How Does a Dog Suffer from Heat Stroke?
Panting is one of the most obvious symptoms of heat stroke in dogs. The symptoms may also include drooling, reddened gums, vomiting, diarrhea, mental dullness, lack of coordination, and collapse. Dogs with heat stroke can develop unnoticed medical problems, such as swelling of the brain, kidney failure, intestinal bleeding, and abnormal blood clotting. Immediate veterinary care is a must.
How Should You Handle a Heat Stroke in a Dog?
You should contact your veterinarian or the nearest emergency animal hospital as soon as possible. During your trip to the veterinarian, keep the windows open and the air conditioner on.

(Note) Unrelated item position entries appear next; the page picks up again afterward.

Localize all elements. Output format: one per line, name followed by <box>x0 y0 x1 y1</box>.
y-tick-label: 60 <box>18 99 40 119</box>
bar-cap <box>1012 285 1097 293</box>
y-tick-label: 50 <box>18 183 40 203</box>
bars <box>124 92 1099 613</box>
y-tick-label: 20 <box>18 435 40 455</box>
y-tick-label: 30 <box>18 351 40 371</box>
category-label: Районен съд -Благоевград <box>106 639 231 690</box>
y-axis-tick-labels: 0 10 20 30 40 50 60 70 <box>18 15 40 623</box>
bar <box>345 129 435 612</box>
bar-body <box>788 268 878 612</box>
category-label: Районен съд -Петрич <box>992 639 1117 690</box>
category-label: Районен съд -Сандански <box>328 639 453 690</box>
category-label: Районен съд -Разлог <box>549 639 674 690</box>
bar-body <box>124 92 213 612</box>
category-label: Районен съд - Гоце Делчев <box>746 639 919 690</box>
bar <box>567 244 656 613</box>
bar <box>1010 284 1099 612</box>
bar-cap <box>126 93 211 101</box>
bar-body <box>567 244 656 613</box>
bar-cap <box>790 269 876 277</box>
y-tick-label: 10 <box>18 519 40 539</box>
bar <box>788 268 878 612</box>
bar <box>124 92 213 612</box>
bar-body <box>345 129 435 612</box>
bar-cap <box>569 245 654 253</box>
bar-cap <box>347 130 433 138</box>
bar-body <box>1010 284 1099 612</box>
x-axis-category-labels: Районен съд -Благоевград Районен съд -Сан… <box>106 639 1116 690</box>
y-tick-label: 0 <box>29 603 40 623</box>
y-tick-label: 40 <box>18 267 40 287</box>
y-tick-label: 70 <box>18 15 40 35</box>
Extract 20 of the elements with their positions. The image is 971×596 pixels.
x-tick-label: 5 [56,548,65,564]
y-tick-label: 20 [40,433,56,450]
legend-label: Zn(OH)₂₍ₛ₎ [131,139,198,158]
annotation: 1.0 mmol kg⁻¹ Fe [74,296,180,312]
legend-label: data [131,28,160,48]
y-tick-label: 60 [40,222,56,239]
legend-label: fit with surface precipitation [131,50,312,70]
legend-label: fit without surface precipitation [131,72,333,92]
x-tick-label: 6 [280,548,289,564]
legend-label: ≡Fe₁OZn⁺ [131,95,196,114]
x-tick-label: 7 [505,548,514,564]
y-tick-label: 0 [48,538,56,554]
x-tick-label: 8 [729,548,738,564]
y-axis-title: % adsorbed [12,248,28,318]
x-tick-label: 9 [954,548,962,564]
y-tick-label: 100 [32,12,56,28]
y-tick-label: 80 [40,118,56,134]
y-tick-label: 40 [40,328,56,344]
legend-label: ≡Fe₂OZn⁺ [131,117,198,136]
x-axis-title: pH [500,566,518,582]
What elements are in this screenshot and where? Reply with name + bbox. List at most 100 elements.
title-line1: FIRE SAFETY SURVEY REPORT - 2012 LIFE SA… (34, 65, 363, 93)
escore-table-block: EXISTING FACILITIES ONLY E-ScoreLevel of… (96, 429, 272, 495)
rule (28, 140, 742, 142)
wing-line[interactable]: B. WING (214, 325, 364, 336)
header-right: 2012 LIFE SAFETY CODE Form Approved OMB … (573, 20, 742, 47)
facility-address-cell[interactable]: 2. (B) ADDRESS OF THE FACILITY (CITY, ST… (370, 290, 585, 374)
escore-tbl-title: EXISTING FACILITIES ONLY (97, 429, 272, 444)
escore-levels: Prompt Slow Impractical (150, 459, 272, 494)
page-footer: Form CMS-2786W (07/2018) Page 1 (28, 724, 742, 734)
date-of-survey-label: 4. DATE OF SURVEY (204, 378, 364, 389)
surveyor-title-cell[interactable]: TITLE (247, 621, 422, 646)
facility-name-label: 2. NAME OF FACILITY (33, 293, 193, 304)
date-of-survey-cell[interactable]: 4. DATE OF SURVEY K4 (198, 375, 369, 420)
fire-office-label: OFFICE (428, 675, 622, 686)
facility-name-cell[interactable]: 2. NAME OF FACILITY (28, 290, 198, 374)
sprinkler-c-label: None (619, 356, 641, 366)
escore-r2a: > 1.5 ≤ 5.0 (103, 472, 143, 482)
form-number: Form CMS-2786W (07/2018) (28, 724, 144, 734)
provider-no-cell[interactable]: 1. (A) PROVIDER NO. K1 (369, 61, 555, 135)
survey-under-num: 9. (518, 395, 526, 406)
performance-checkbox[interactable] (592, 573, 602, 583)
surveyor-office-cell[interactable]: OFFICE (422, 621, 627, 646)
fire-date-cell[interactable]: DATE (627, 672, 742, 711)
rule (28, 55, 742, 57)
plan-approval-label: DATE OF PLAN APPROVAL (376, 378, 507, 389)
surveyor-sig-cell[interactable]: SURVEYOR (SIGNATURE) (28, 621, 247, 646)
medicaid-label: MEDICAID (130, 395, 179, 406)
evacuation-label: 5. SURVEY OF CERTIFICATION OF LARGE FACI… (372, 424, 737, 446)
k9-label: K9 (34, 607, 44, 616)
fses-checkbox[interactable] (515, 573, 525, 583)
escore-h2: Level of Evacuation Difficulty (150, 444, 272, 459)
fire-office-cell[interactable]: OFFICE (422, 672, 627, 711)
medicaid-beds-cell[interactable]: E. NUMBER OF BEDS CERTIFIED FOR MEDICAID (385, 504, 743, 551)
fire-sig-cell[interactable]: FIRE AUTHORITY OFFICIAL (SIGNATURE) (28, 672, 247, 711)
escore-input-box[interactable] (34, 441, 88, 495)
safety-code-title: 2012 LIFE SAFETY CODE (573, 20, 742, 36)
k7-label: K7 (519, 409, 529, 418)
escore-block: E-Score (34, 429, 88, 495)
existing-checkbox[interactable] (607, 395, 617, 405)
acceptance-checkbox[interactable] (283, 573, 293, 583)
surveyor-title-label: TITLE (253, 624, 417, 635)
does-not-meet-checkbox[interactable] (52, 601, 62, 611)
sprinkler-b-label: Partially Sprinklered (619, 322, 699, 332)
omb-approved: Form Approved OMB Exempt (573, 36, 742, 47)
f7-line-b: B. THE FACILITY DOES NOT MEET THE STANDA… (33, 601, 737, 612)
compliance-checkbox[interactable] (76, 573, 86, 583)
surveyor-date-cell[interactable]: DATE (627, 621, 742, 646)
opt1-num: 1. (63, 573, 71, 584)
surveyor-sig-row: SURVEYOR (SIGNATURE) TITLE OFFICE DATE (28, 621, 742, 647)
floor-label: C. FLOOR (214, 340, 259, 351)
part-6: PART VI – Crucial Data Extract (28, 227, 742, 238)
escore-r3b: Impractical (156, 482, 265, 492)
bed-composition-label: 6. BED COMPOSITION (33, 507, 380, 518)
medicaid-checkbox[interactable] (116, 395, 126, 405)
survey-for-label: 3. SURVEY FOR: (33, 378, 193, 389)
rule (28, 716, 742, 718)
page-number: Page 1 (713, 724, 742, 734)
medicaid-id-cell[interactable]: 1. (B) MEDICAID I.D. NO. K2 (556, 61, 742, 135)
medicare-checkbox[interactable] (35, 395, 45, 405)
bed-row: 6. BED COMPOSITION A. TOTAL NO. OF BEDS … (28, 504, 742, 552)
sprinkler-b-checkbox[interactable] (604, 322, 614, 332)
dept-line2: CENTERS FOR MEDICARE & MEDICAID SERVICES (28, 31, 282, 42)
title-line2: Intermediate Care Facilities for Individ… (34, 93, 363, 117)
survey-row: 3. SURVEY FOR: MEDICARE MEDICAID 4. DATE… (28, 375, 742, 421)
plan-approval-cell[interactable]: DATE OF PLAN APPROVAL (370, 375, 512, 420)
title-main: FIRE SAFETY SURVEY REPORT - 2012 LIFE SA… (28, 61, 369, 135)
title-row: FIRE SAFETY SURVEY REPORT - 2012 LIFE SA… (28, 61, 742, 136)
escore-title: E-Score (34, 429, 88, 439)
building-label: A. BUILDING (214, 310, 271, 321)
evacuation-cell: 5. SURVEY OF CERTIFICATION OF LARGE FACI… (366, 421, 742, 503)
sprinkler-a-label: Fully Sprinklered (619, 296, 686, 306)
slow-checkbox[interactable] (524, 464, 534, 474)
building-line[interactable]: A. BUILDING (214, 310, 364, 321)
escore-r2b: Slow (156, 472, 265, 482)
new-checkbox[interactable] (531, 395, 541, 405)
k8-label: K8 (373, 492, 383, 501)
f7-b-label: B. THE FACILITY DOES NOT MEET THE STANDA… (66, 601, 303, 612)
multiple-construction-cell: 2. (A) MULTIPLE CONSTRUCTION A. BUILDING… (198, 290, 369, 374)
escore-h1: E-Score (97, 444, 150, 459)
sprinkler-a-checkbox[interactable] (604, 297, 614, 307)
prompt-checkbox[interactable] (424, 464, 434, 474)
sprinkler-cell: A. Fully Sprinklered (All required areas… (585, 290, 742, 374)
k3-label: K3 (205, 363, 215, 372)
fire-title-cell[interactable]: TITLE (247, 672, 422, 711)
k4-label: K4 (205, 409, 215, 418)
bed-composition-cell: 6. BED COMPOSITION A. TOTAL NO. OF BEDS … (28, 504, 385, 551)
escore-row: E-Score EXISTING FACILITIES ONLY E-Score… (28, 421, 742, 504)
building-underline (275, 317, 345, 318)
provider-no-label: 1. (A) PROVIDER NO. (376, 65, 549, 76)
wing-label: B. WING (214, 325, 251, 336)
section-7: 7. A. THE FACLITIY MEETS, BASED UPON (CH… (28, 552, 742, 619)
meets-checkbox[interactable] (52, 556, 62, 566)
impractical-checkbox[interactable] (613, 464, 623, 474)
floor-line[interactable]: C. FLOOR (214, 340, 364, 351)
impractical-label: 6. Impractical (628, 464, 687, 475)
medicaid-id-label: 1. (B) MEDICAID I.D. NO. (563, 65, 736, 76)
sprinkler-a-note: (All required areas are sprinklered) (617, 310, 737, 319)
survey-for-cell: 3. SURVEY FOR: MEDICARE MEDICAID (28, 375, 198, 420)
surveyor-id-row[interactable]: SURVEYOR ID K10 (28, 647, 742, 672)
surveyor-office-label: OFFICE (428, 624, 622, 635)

As a temporary measure, you should:
- Immediately remove the dog from the hot environment.
- Dogs should not be given aspirin to lower their temperature, as it can lead to further problems.
- Drink as much cool water as your dogs want without forcing them.
- Use a soaked towel to cool off your dog with cold water.
How to Treat Heat Stroke in Dogs?
When a dog suffers from heat stroke, intravenous fluid therapy will be used to replace fluids and minerals.
A veterinarian will also keep an eye on your dog for the development of secondary complications, such as kidney failure, developing neurologic symptoms, abnormal clotting, and changes in blood pressure and electrolyte levels.
Tips to Prevent Heat Stroke in Dogs
- In hot and humid weather, it is crucial for pet owners to keep an eye on the outside temperature to prevent heat stroke.
- Make sure your dog has plenty of water and shade when outdoors in a well-ventilated area.
- Whenever you travel in a car with your dog, make sure he is kept in a crate with good ventilation, and never leave him in a closed vehicle.
Heat stroke in dogs can be dangerous, especially if it goes untreated for a long period of time. The best way to avoid heat stroke in hot weather is to keep your dog's activities under control. Early detection of signs such as excessive sweating or a lack of energy is critical in preventing heatstroke. Your dog's chances of life can be increased if you take immediate action to cool them down and seek immediate veterinarian attention.